Eating Disorders

I’ve been thinking about doing a post on my eating disorders – plural – for a while, but. It’s a hard subject to write about.

So much of what I can say could be taken negatively. I’m not sure if I could write it down properly.

But then COR Retreat, A Food Recovery Program, sent me this infographic about Food Addiction, and I thought… what better time to do it than now?

So, what is Food Addiction? I’ll let the infographic do the talking.


Click image for full size

I want to say that food addiction, for me, started in high school, but it didn’t. It started when I was younger, when I was being abused. I’d eat in secret, often using my lunch money to buy sweets from the shop around the corner on the way to school, leaving me enough money to buy the cheapest item on the lunch menu. I used to buy packs of sweets or mints or whatever, and I could never leave any. I had to eat the whole pack.

Say, for instance, now, I buy a multipack of crisps. Chances are I will sit and eat the entire multipack – not just the entire individual pack, but the entire multipack – in one sitting.

I cope with my feelings with food. Good mood? Food! Bad mood? Food!

When I was in college, I became an alcoholic, and started dealing with my feelings with alcohol, which was an even worse method than food. When my partner broke up with me at the start of this year, my first instinct was to go to the rum in the alcohol cupboard and take a drink. I’m mostly teetotal now, but things like that happen.

If I could be teetotal, or the food equivalent, I’d be fine.

When I was in high school, I used to sneak biscuits. I used to do whatever I could to sneak them – it usually amounted to hiding them under my boobs, and then eating them when the coast was clear, sometimes in the bathroom, sometimes in my bedroom. Sometimes I’d hide them in my school bag so I could eat them when I got to school.

When I got old enough to have my own room, I started eating in it. I hated eating where people could see me. It makes eating in public restaurants very difficult. I always feel like people are watching me. “Look at the fat girl eating, oh my god!”

Because fat people don’t have to eat to survive. We just shouldn’t eat where we can be seen.

About two weeks ago, I bought a special on a pack of biscuits. Kit-Kat, I think. £1 for something like 8 double-finger bars, and I said, “that’ll do me a wee while, then, with a cup of coffee.”

Would it hell. I had a cup of coffee that afternoon, and I had no Kit-Kats left by the end of the cup. I didn’t want to eat them all, but I couldn’t help myself, either.


The last time I had a binge, was about a month ago. I’d just had my Social Welfare money paid into my bank account, and I’d been to the shops and bought my groceries, so the fridge was full, and the cupboards were full.

There was nothing I wanted for lunch.

I walked over to The Co-Operative across the road, and I bought one of their Meal Deals: sandwich, snack, bottle of soda. They had things on cheap, too, so I bought a four pack of pork pies. A yoghurt. A pack of cream slices. A bar of tablet. A pack of crisps.

And, at the time, they were selling a 4-pack of Snickers for £1.

So I bought one of those, too.

This ties into my Food Addiction. I thought, “the pork pies will do me for lunch and dinner. The rest of the stuff’ll do me at least three days.”

I sat down, and I ate the lot of it. In one sitting.

Admittedly, it wouldn’t be called a binge if I hadn’t, but.

I couldn’t stop. It was like opening a pack of biscuits: I had to eat it all. I got halfway through it – I’d eaten the sandwich, the snack (a flapjack, I think), the bar of tablet, two of the pork pies, and I was looking at the rest going, “I could leave that until later.”

I didn’t, of course.

I ate it all. And I still ate something for dinner. I could have not eaten something for dinner – I still felt stuff at dinner time, but I ate something anyway.

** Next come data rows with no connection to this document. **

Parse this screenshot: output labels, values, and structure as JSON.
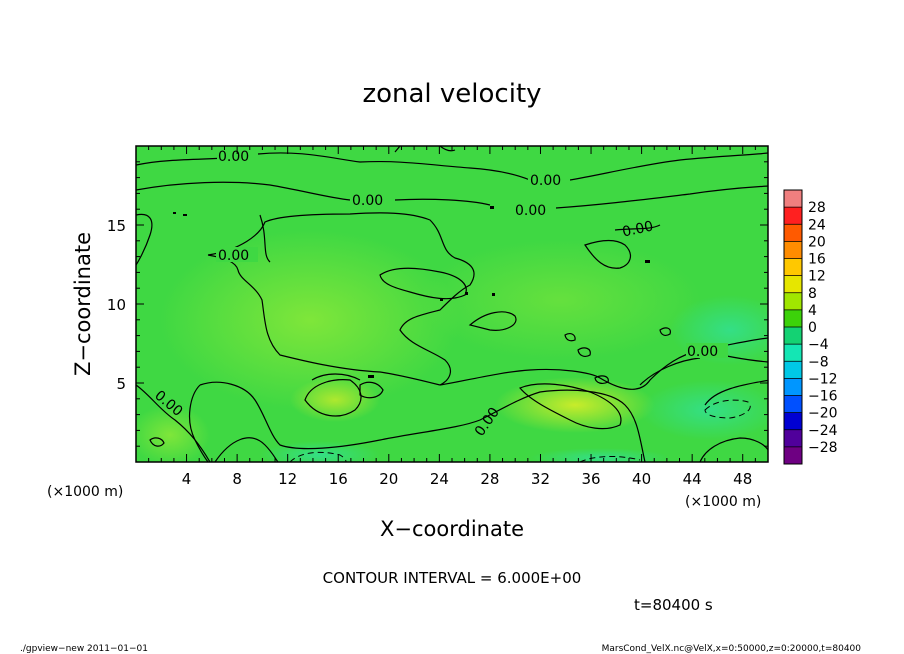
{
  "chart_data": {
    "type": "heatmap",
    "title": "zonal velocity",
    "xlabel": "X−coordinate",
    "ylabel": "Z−coordinate",
    "x_unit_left": "(×1000 m)",
    "x_unit_right": "(×1000 m)",
    "xlim": [
      0,
      50
    ],
    "ylim": [
      0,
      20
    ],
    "x_ticks": [
      4,
      8,
      12,
      16,
      20,
      24,
      28,
      32,
      36,
      40,
      44,
      48
    ],
    "y_ticks": [
      5,
      10,
      15
    ],
    "colorbar": {
      "levels": [
        "28",
        "24",
        "20",
        "16",
        "12",
        "8",
        "4",
        "0",
        "−4",
        "−8",
        "−12",
        "−16",
        "−20",
        "−24",
        "−28"
      ],
      "colors": [
        "#f07f7f",
        "#ff2020",
        "#ff5a00",
        "#ff8c00",
        "#ffc800",
        "#e6e600",
        "#a0e600",
        "#3cd20a",
        "#14d273",
        "#14e6b4",
        "#00c8e6",
        "#0096ff",
        "#0050ff",
        "#0000d2",
        "#50009b",
        "#6e0082"
      ]
    },
    "contour_labels": [
      "0.00",
      "0.00",
      "0.00",
      "0.00",
      "0.00",
      "0.00",
      "0.00",
      "0.00",
      "0.00"
    ],
    "contour_interval_text": "CONTOUR INTERVAL = 6.000E+00",
    "time_text": "t=80400 s",
    "footer_left": "./gpview−new 2011−01−01",
    "footer_right": "MarsCond_VelX.nc@VelX,x=0:50000,z=0:20000,t=80400"
  }
}
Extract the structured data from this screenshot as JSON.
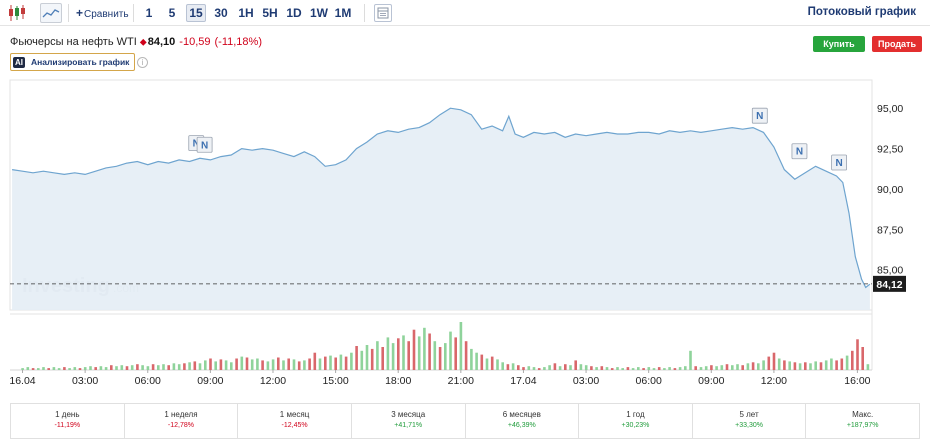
{
  "toolbar": {
    "compare_label": "Сравнить",
    "intervals": [
      {
        "label": "1",
        "active": false
      },
      {
        "label": "5",
        "active": false
      },
      {
        "label": "15",
        "active": true
      },
      {
        "label": "30",
        "active": false
      },
      {
        "label": "1H",
        "active": false
      },
      {
        "label": "5H",
        "active": false
      },
      {
        "label": "1D",
        "active": false
      },
      {
        "label": "1W",
        "active": false
      },
      {
        "label": "1M",
        "active": false
      }
    ],
    "stream_label": "Потоковый график"
  },
  "instrument": {
    "name": "Фьючерсы на нефть WTI",
    "arrow": "⬥",
    "price": "84,10",
    "change": "-10,59",
    "change_pct": "(-11,18%)"
  },
  "actions": {
    "buy": "Купить",
    "sell": "Продать",
    "analyze": "Анализировать график",
    "ai_badge": "AI"
  },
  "colors": {
    "brand": "#1f3b73",
    "buy": "#27a53c",
    "sell": "#e32f2f",
    "line": "#6ea4cf",
    "area": "#e4edf5",
    "vol_up": "#8fd39b",
    "vol_down": "#d9676b"
  },
  "chart_data": {
    "type": "area",
    "watermark": "Investing",
    "watermark_suffix": ".com",
    "y_ticks": [
      "95,00",
      "92,50",
      "90,00",
      "87,50",
      "85,00"
    ],
    "y_tick_values": [
      95.0,
      92.5,
      90.0,
      87.5,
      85.0
    ],
    "ylim": [
      82.5,
      96.5
    ],
    "current_price_label": "84,12",
    "current_price": 84.12,
    "x_ticks": [
      "16.04",
      "03:00",
      "06:00",
      "09:00",
      "12:00",
      "15:00",
      "18:00",
      "21:00",
      "17.04",
      "03:00",
      "06:00",
      "09:00",
      "12:00",
      "16:00"
    ],
    "x_tick_hours": [
      0,
      3,
      6,
      9,
      12,
      15,
      18,
      21,
      24,
      27,
      30,
      33,
      36,
      40
    ],
    "x_range_hours": [
      -0.6,
      40.7
    ],
    "series": [
      {
        "points": [
          [
            -0.5,
            91.2
          ],
          [
            0,
            91.1
          ],
          [
            0.5,
            91.0
          ],
          [
            1,
            91.1
          ],
          [
            1.5,
            91.0
          ],
          [
            2,
            90.9
          ],
          [
            2.5,
            91.0
          ],
          [
            3,
            90.9
          ],
          [
            3.5,
            91.1
          ],
          [
            4,
            91.3
          ],
          [
            4.5,
            91.4
          ],
          [
            5,
            91.6
          ],
          [
            5.5,
            91.7
          ],
          [
            6,
            91.5
          ],
          [
            6.5,
            91.7
          ],
          [
            7,
            91.6
          ],
          [
            7.5,
            91.8
          ],
          [
            8,
            91.7
          ],
          [
            8.5,
            91.9
          ],
          [
            9,
            91.8
          ],
          [
            9.5,
            92.0
          ],
          [
            10,
            92.1
          ],
          [
            10.5,
            92.5
          ],
          [
            11,
            92.4
          ],
          [
            11.5,
            92.5
          ],
          [
            12,
            92.4
          ],
          [
            12.5,
            92.2
          ],
          [
            13,
            92.0
          ],
          [
            13.5,
            92.3
          ],
          [
            14,
            92.0
          ],
          [
            14.5,
            91.4
          ],
          [
            15,
            91.5
          ],
          [
            15.5,
            91.8
          ],
          [
            16,
            92.5
          ],
          [
            16.5,
            92.9
          ],
          [
            17,
            93.4
          ],
          [
            17.5,
            93.6
          ],
          [
            18,
            93.5
          ],
          [
            18.5,
            93.7
          ],
          [
            19,
            93.8
          ],
          [
            19.5,
            94.1
          ],
          [
            20,
            94.6
          ],
          [
            20.5,
            95.0
          ],
          [
            21,
            94.9
          ],
          [
            21.5,
            94.6
          ],
          [
            22,
            93.7
          ],
          [
            22.5,
            93.9
          ],
          [
            23,
            93.6
          ],
          [
            23.3,
            94.5
          ],
          [
            23.6,
            93.4
          ],
          [
            24,
            93.2
          ],
          [
            24.5,
            93.5
          ],
          [
            25,
            93.4
          ],
          [
            25.5,
            93.5
          ],
          [
            26,
            93.2
          ],
          [
            26.5,
            93.4
          ],
          [
            27,
            93.3
          ],
          [
            27.5,
            93.4
          ],
          [
            28,
            93.5
          ],
          [
            28.5,
            93.4
          ],
          [
            29,
            93.4
          ],
          [
            29.5,
            93.5
          ],
          [
            30,
            93.5
          ],
          [
            30.5,
            93.4
          ],
          [
            31,
            93.6
          ],
          [
            31.5,
            93.5
          ],
          [
            32,
            93.6
          ],
          [
            32.5,
            93.5
          ],
          [
            33,
            93.6
          ],
          [
            33.5,
            93.7
          ],
          [
            34,
            93.8
          ],
          [
            34.5,
            93.7
          ],
          [
            35,
            93.8
          ],
          [
            35.5,
            93.5
          ],
          [
            36,
            92.6
          ],
          [
            36.5,
            91.2
          ],
          [
            37,
            90.6
          ],
          [
            37.5,
            91.0
          ],
          [
            38,
            91.4
          ],
          [
            38.5,
            91.1
          ],
          [
            39,
            90.8
          ],
          [
            39.3,
            90.4
          ],
          [
            39.6,
            88.5
          ],
          [
            39.9,
            85.8
          ],
          [
            40.2,
            84.4
          ],
          [
            40.4,
            83.9
          ],
          [
            40.6,
            84.1
          ]
        ]
      }
    ],
    "news_markers": [
      {
        "label": "N",
        "x": 8.3,
        "y": 92.0
      },
      {
        "label": "N",
        "x": 8.7,
        "y": 91.9
      },
      {
        "label": "N",
        "x": 35.3,
        "y": 93.7
      },
      {
        "label": "N",
        "x": 37.2,
        "y": 91.5
      },
      {
        "label": "N",
        "x": 39.1,
        "y": 90.8
      }
    ],
    "volume": {
      "bars": [
        [
          0.0,
          2,
          1
        ],
        [
          0.25,
          3,
          1
        ],
        [
          0.5,
          2,
          0
        ],
        [
          0.75,
          2,
          1
        ],
        [
          1.0,
          3,
          1
        ],
        [
          1.25,
          2,
          0
        ],
        [
          1.5,
          3,
          1
        ],
        [
          1.75,
          2,
          1
        ],
        [
          2.0,
          3,
          0
        ],
        [
          2.25,
          2,
          1
        ],
        [
          2.5,
          3,
          1
        ],
        [
          2.75,
          2,
          0
        ],
        [
          3.0,
          3,
          1
        ],
        [
          3.25,
          4,
          1
        ],
        [
          3.5,
          3,
          0
        ],
        [
          3.75,
          4,
          1
        ],
        [
          4.0,
          3,
          1
        ],
        [
          4.25,
          5,
          0
        ],
        [
          4.5,
          4,
          1
        ],
        [
          4.75,
          5,
          1
        ],
        [
          5.0,
          4,
          0
        ],
        [
          5.25,
          5,
          1
        ],
        [
          5.5,
          6,
          0
        ],
        [
          5.75,
          5,
          1
        ],
        [
          6.0,
          4,
          1
        ],
        [
          6.25,
          6,
          0
        ],
        [
          6.5,
          5,
          1
        ],
        [
          6.75,
          6,
          1
        ],
        [
          7.0,
          5,
          0
        ],
        [
          7.25,
          7,
          1
        ],
        [
          7.5,
          6,
          1
        ],
        [
          7.75,
          7,
          0
        ],
        [
          8.0,
          8,
          1
        ],
        [
          8.25,
          9,
          0
        ],
        [
          8.5,
          7,
          1
        ],
        [
          8.75,
          10,
          1
        ],
        [
          9.0,
          12,
          0
        ],
        [
          9.25,
          9,
          1
        ],
        [
          9.5,
          11,
          0
        ],
        [
          9.75,
          10,
          1
        ],
        [
          10.0,
          8,
          1
        ],
        [
          10.25,
          12,
          0
        ],
        [
          10.5,
          14,
          1
        ],
        [
          10.75,
          13,
          0
        ],
        [
          11.0,
          11,
          1
        ],
        [
          11.25,
          12,
          1
        ],
        [
          11.5,
          10,
          0
        ],
        [
          11.75,
          9,
          1
        ],
        [
          12.0,
          11,
          1
        ],
        [
          12.25,
          13,
          0
        ],
        [
          12.5,
          10,
          1
        ],
        [
          12.75,
          12,
          0
        ],
        [
          13.0,
          11,
          1
        ],
        [
          13.25,
          9,
          0
        ],
        [
          13.5,
          10,
          1
        ],
        [
          13.75,
          12,
          0
        ],
        [
          14.0,
          18,
          0
        ],
        [
          14.25,
          12,
          1
        ],
        [
          14.5,
          14,
          0
        ],
        [
          14.75,
          15,
          1
        ],
        [
          15.0,
          13,
          0
        ],
        [
          15.25,
          16,
          1
        ],
        [
          15.5,
          14,
          0
        ],
        [
          15.75,
          18,
          1
        ],
        [
          16.0,
          25,
          0
        ],
        [
          16.25,
          20,
          1
        ],
        [
          16.5,
          26,
          1
        ],
        [
          16.75,
          22,
          0
        ],
        [
          17.0,
          30,
          1
        ],
        [
          17.25,
          24,
          0
        ],
        [
          17.5,
          34,
          1
        ],
        [
          17.75,
          28,
          1
        ],
        [
          18.0,
          33,
          0
        ],
        [
          18.25,
          36,
          1
        ],
        [
          18.5,
          30,
          0
        ],
        [
          18.75,
          42,
          0
        ],
        [
          19.0,
          35,
          1
        ],
        [
          19.25,
          44,
          1
        ],
        [
          19.5,
          38,
          0
        ],
        [
          19.75,
          30,
          1
        ],
        [
          20.0,
          24,
          0
        ],
        [
          20.25,
          28,
          1
        ],
        [
          20.5,
          40,
          1
        ],
        [
          20.75,
          34,
          0
        ],
        [
          21.0,
          50,
          1
        ],
        [
          21.25,
          30,
          0
        ],
        [
          21.5,
          22,
          1
        ],
        [
          21.75,
          18,
          1
        ],
        [
          22.0,
          16,
          0
        ],
        [
          22.25,
          12,
          1
        ],
        [
          22.5,
          14,
          0
        ],
        [
          22.75,
          11,
          1
        ],
        [
          23.0,
          8,
          1
        ],
        [
          23.25,
          6,
          0
        ],
        [
          23.5,
          7,
          1
        ],
        [
          23.75,
          5,
          0
        ],
        [
          24.0,
          3,
          0
        ],
        [
          24.25,
          4,
          1
        ],
        [
          24.5,
          3,
          1
        ],
        [
          24.75,
          2,
          0
        ],
        [
          25.0,
          3,
          1
        ],
        [
          25.25,
          5,
          1
        ],
        [
          25.5,
          7,
          0
        ],
        [
          25.75,
          4,
          1
        ],
        [
          26.0,
          6,
          0
        ],
        [
          26.25,
          5,
          1
        ],
        [
          26.5,
          10,
          0
        ],
        [
          26.75,
          6,
          1
        ],
        [
          27.0,
          5,
          1
        ],
        [
          27.25,
          4,
          0
        ],
        [
          27.5,
          3,
          1
        ],
        [
          27.75,
          4,
          0
        ],
        [
          28.0,
          3,
          1
        ],
        [
          28.25,
          2,
          0
        ],
        [
          28.5,
          3,
          1
        ],
        [
          28.75,
          2,
          1
        ],
        [
          29.0,
          3,
          0
        ],
        [
          29.25,
          2,
          1
        ],
        [
          29.5,
          3,
          1
        ],
        [
          29.75,
          2,
          0
        ],
        [
          30.0,
          3,
          1
        ],
        [
          30.25,
          2,
          1
        ],
        [
          30.5,
          3,
          0
        ],
        [
          30.75,
          2,
          1
        ],
        [
          31.0,
          3,
          1
        ],
        [
          31.25,
          2,
          0
        ],
        [
          31.5,
          3,
          1
        ],
        [
          31.75,
          4,
          1
        ],
        [
          32.0,
          20,
          1
        ],
        [
          32.25,
          4,
          0
        ],
        [
          32.5,
          3,
          1
        ],
        [
          32.75,
          4,
          1
        ],
        [
          33.0,
          5,
          0
        ],
        [
          33.25,
          4,
          1
        ],
        [
          33.5,
          5,
          1
        ],
        [
          33.75,
          6,
          0
        ],
        [
          34.0,
          5,
          1
        ],
        [
          34.25,
          6,
          1
        ],
        [
          34.5,
          5,
          0
        ],
        [
          34.75,
          7,
          1
        ],
        [
          35.0,
          8,
          0
        ],
        [
          35.25,
          7,
          1
        ],
        [
          35.5,
          10,
          1
        ],
        [
          35.75,
          14,
          0
        ],
        [
          36.0,
          18,
          0
        ],
        [
          36.25,
          12,
          1
        ],
        [
          36.5,
          10,
          0
        ],
        [
          36.75,
          9,
          1
        ],
        [
          37.0,
          8,
          0
        ],
        [
          37.25,
          7,
          1
        ],
        [
          37.5,
          8,
          0
        ],
        [
          37.75,
          7,
          1
        ],
        [
          38.0,
          9,
          1
        ],
        [
          38.25,
          8,
          0
        ],
        [
          38.5,
          10,
          1
        ],
        [
          38.75,
          12,
          1
        ],
        [
          39.0,
          10,
          0
        ],
        [
          39.25,
          12,
          0
        ],
        [
          39.5,
          15,
          1
        ],
        [
          39.75,
          20,
          0
        ],
        [
          40.0,
          32,
          0
        ],
        [
          40.25,
          24,
          0
        ],
        [
          40.5,
          6,
          1
        ]
      ],
      "max": 50
    }
  },
  "periods": [
    {
      "label": "1 день",
      "value": "-11,19%",
      "trend": "neg"
    },
    {
      "label": "1 неделя",
      "value": "-12,78%",
      "trend": "neg"
    },
    {
      "label": "1 месяц",
      "value": "-12,45%",
      "trend": "neg"
    },
    {
      "label": "3 месяца",
      "value": "+41,71%",
      "trend": "pos"
    },
    {
      "label": "6 месяцев",
      "value": "+46,39%",
      "trend": "pos"
    },
    {
      "label": "1 год",
      "value": "+30,23%",
      "trend": "pos"
    },
    {
      "label": "5 лет",
      "value": "+33,30%",
      "trend": "pos"
    },
    {
      "label": "Макс.",
      "value": "+187,97%",
      "trend": "pos"
    }
  ]
}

I’m not entirely sure why I binge eat. I wasn’t starved as a kid.

I know there was that whole, “I have to put on weight so I’m disgusting so that I don’t get abused by men again,” thing, but now? Why do I do it now?

Now that I want to be fit and healthy and have relationships and significant others and I don’t want my knees to pack in on me, and I want a job and I want my backache to go away?

Why can’t I stop binge-eating?

Why can’t I get rid of the food addiction?


I know I’ve babbled a fair wee bit for this entry, and somehow it still just doesn’t seem enough, does it?

If you’re suffering from an eating disorder, please, get help. Don’t suffer alone. Suffering alone is the hardest thing I’ve ever gone through.

(Waiting for help is also hard. But not nearly as hard as suffering alone.)